Federal prosecutors rejected 87% of the international terrorism cases brought by the FBI during the first nine months of fiscal year 2006, a Syracuse University analysis concluded.
The review, conducted by the university's Transactional Records Access Clearinghouse (TRAC), found that the number of rejections has been generally increasing since 2001. Prosecutions fell from 118 defendants in fiscal year 2002, to 19 defendants from Oct. 1, 2005, to June 30, the latest data available.
The Justice Department challenged the findings and said the analysis represented an "astonishing misunderstanding" of the inner workings of the federal criminal justice system.
"This report contains inaccurate figures, relies on a faulty assumption that every referral from an investigative agency should result in a criminal prosecution and ignores the reality of how the war on terrorism is being conducted," said Justice Department spokesman Brian Roehrkasse.

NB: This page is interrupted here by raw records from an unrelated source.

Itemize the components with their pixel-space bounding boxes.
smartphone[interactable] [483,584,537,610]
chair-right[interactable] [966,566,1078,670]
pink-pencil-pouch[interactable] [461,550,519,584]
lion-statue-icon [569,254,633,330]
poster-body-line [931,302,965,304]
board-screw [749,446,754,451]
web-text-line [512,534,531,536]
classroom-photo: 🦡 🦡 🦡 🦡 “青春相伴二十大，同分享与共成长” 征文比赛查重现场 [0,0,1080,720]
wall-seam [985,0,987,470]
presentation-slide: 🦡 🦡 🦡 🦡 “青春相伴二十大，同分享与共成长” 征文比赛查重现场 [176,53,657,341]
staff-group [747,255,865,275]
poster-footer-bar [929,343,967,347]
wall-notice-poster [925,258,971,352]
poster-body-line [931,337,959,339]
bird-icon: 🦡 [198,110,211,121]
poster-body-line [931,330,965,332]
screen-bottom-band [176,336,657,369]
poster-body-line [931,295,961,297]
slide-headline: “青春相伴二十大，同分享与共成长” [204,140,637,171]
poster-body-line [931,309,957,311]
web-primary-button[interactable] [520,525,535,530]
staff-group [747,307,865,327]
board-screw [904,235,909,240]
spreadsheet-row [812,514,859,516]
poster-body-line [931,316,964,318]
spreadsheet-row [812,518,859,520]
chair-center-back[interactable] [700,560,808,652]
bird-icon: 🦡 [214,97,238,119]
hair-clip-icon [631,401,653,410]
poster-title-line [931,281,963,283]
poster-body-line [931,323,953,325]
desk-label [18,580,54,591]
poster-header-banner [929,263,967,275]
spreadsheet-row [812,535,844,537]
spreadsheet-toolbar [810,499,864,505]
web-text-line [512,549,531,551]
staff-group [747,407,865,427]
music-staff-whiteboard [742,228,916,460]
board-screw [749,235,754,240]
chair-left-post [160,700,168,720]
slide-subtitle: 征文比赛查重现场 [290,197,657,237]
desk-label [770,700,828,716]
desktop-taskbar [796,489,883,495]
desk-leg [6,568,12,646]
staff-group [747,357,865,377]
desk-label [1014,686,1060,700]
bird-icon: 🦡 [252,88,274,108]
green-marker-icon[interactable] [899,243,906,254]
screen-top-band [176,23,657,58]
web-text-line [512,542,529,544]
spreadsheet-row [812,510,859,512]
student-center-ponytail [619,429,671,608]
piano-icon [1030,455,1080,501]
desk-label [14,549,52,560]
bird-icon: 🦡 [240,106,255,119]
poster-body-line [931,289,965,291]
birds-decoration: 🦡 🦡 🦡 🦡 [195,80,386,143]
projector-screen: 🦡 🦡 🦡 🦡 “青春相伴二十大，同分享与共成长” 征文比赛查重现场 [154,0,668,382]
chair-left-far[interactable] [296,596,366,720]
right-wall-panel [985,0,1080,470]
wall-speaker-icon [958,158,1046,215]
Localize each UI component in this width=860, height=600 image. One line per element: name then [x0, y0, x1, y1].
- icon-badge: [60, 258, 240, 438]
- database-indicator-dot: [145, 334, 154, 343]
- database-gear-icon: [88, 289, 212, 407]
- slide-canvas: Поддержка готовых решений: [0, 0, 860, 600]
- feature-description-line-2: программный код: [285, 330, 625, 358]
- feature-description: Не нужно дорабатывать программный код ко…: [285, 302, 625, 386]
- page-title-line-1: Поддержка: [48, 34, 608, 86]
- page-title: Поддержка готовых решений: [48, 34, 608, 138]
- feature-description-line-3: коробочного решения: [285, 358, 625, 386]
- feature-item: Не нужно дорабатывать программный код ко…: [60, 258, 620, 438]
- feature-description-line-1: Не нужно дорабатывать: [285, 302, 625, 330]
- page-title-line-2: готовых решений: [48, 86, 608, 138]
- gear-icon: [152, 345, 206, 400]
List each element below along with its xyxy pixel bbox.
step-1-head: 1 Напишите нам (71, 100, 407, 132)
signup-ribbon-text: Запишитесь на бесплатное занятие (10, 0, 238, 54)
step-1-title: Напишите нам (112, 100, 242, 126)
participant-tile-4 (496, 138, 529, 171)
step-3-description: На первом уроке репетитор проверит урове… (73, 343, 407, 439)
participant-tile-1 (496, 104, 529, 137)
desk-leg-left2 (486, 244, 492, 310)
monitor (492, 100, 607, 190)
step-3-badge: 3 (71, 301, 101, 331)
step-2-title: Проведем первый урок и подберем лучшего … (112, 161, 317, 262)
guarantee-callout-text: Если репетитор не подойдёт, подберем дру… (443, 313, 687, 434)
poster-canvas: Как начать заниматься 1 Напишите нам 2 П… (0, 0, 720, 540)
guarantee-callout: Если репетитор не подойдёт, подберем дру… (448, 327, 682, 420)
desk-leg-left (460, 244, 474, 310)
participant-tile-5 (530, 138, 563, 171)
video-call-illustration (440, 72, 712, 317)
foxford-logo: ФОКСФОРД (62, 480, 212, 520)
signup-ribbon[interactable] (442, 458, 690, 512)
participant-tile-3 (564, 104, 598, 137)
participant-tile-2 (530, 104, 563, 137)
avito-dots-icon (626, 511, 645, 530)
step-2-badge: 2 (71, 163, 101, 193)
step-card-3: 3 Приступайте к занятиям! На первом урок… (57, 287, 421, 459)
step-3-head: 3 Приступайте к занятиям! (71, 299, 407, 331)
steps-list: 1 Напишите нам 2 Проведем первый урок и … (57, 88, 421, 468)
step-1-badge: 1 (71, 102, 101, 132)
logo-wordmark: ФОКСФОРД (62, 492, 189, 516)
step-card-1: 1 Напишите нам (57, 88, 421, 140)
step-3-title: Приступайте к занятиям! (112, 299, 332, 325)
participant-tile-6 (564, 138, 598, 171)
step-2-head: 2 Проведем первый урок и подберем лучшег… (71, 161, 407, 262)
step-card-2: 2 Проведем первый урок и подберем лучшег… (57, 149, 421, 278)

In the weeks after the Sept. 11 attacks, the Justice Department announced a dramatic transformation of its mission, from a prosecution-driven institution to an agency that emphasizes prevention and the development of a domestic intelligence system.
Because of the new mission, Roehrkasse said, cases rejected for prosecution don't necessarily close investigations.
"Often, matters are referred to prosecutors to assist in further investigation through the use of criminal investigative tools that require legal process such as a subpoena or surveillance order," he said. Hoax cases that were dismissed may have been included in the government data, too, he said.
The TRAC report appears to reflect Justice's new mission, but Roehrkasse said the department's rejection rate stands at 67%, not 87%. He added the department has prosecuted 36 international terrorism defendants, nearly double the number reported in the analysis.
Susan Long, one of the report's authors, defended TRAC's analysis of the numbers. The data used in the review were obtained from the Justice Department's Executive Office for U.S. Attorneys.
"The information comes from their files," Long said.